Broken Hill Barrier Miner, 26 June 1906.

Regulation to improve safety of road users is a wonderful thing, but policy that serves only politics is bad policy. The penalties introduced by NSW Transport Minister (and self-proclaimed “biggest bike lane sceptic”) Duncan Gay have nothing to do with safety and everything to do with pandering to angry drive-time call-back radio listeners stuck in their cars. Like the former Victorian Liberal government, for Gay the answer to clogged roads must always be more roads.

This ignores a vast amount of international data showing that building roads doesn’t solve traffic problems. It’s called induced demand, and it can worsen traffic on improved or expanded roads. Case in point: the state of Texas spent $2.8B expanding the Katy highway to 23 lanes (!) and traffic delays actually got worse.

So most cities are actively looking for ways to improve transport mode share, with some even trialing schemes to pay people to ride to work. Instead, NSW is ripping up bike lanes, matching the hostile rhetoric with an environment that is physically hostile as well.

All of this will lead to fewer people cycling less often.

This is not only bad transport policy, it’s bad health policy. In 2010, lifestyle diseases were estimated to cost Australia $37B in direct and indirect costs. Lack of physical activity is the fourth highest risk factor in global mortality. When the Federal government is continuing to cut health funding to the states, creating a hostile and unsafe environment for people riding bikes is short sighted, to say the least.
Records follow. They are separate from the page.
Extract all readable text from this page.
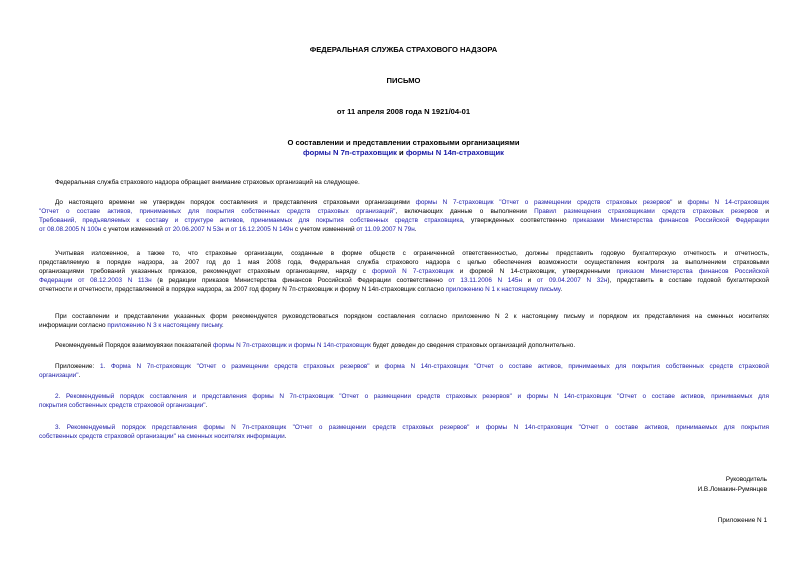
ФЕДЕРАЛЬНАЯ СЛУЖБА СТРАХОВОГО НАДЗОРА
ПИСЬМО
от 11 апреля 2008 года N 1921/04-01
О составлении и представлении страховыми организациями
формы N 7п-страховщик и формы N 14п-страховщик
Федеральная служба страхового надзора обращает внимание страховых организаций на следующее.
До настоящего времени не утвержден порядок составления и представления страховыми организациями формы N 7-страховщик "Отчет о размещении средств страховых резервов" и формы N 14-страховщик
"Отчет о составе активов, принимаемых для покрытия собственных средств страховых организаций", включающих данные о выполнении Правил размещения страховщиками средств страховых резервов и
Требований, предъявляемых к составу и структуре активов, принимаемых для покрытия собственных средств страховщика, утвержденных соответственно приказами Министерства финансов Российской Федерации
от 08.08.2005 N 100н с учетом изменений от 20.06.2007 N 53н и от 16.12.2005 N 149н с учетом изменений от 11.09.2007 N 79н.
Учитывая изложенное, а также то, что страховые организации, созданные в форме обществ с ограниченной ответственностью, должны представить годовую бухгалтерскую отчетность и отчетность,
представляемую в порядке надзора, за 2007 год до 1 мая 2008 года, Федеральная служба страхового надзора с целью обеспечения возможности осуществления контроля за выполнением страховыми
организациями требований указанных приказов, рекомендует страховым организациям, наряду с формой N 7-страховщик и формой N 14-страховщик, утвержденными приказом Министерства финансов Российской
Федерации от 08.12.2003 N 113н (в редакции приказов Министерства финансов Российской Федерации соответственно от 13.11.2006 N 145н и от 09.04.2007 N 32н), представить в составе годовой бухгалтерской
отчетности и отчетности, представляемой в порядке надзора, за 2007 год форму N 7п-страховщик и форму N 14п-страховщик согласно приложению N 1 к настоящему письму.
При составлении и представлении указанных форм рекомендуется руководствоваться порядком составления согласно приложению N 2 к настоящему письму и порядком их представления на сменных носителях
информации согласно приложению N 3 к настоящему письму.
Рекомендуемый Порядок взаимоувязки показателей формы N 7п-страховщик и формы N 14п-страховщик будет доведен до сведения страховых организаций дополнительно.
Приложение: 1. Форма N 7п-страховщик "Отчет о размещении средств страховых резервов" и форма N 14п-страховщик "Отчет о составе активов, принимаемых для покрытия собственных средств страховой
организации".
2. Рекомендуемый порядок составления и представления формы N 7п-страховщик "Отчет о размещении средств страховых резервов" и формы N 14п-страховщик "Отчет о составе активов, принимаемых для
покрытия собственных средств страховой организации".
3. Рекомендуемый порядок представления формы N 7п-страховщик "Отчет о размещении средств страховых резервов" и формы N 14п-страховщик "Отчет о составе активов, принимаемых для покрытия
собственных средств страховой организации" на сменных носителях информации.
Руководитель
И.В.Ломакин-Румянцев
Приложение N 1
For me, it’s not just an issue of policy, it’s personal. Ten years ago I weighed 15 kg more than I do now. I experienced frequent anxiety and periodic depression. My father and uncle had both died suddenly of strokes at the age of 60 and I was only 35 and already on medication to reduce my blood pressure. The writing wasn’t so much on the wall as hitting me repeatedly over the head.

One day I got on a bike and rode to work. It wasn’t terrible. So I did it again the next day. I started dropping weight and my blood pressure improved. And when you don’t feel physically terrible all the time, your mental state improves as well, in my case enough to give me the motivation to seek help for my mental health issues. It’s an over-simplification, maybe, but I believe it to be true: cycling saved my life.

You might think it’s strange, then, that I wouldn’t call myself a cyclist. I love to ride bikes, but as the Danish/Canadian urbanist Mikael Colville-Andersen points out, calling someone who rides a bike a cyclist makes about as much sense as calling someone who uses a Hoover a vacuumist. For more people to start cycling, it needs to be seen as a normal activity, not a subculture with special clothing, unwritten rules and pitfalls for the newby.

In Seattle, a program to actively promote a change of language has lowered the temperature in the so-called “cycle wars” to promote respect for all road users and take the emotion out of what should be a sedate discussion on how to get the most people from A to B in the most efficient, healthiest and least environmentally-damaging way possible.

I like to think Deakin would approve. He was a rare master of both policy and politics, tackling complex issues from agricultural irrigation to how to best join the disparate Australian colonies in Federation. As he argued to the court, the vast majority of people ride bikes without incident or outcry. But he still copped a fine. Perhaps we haven’t progressed as far in 110 ten years as we’d like to think.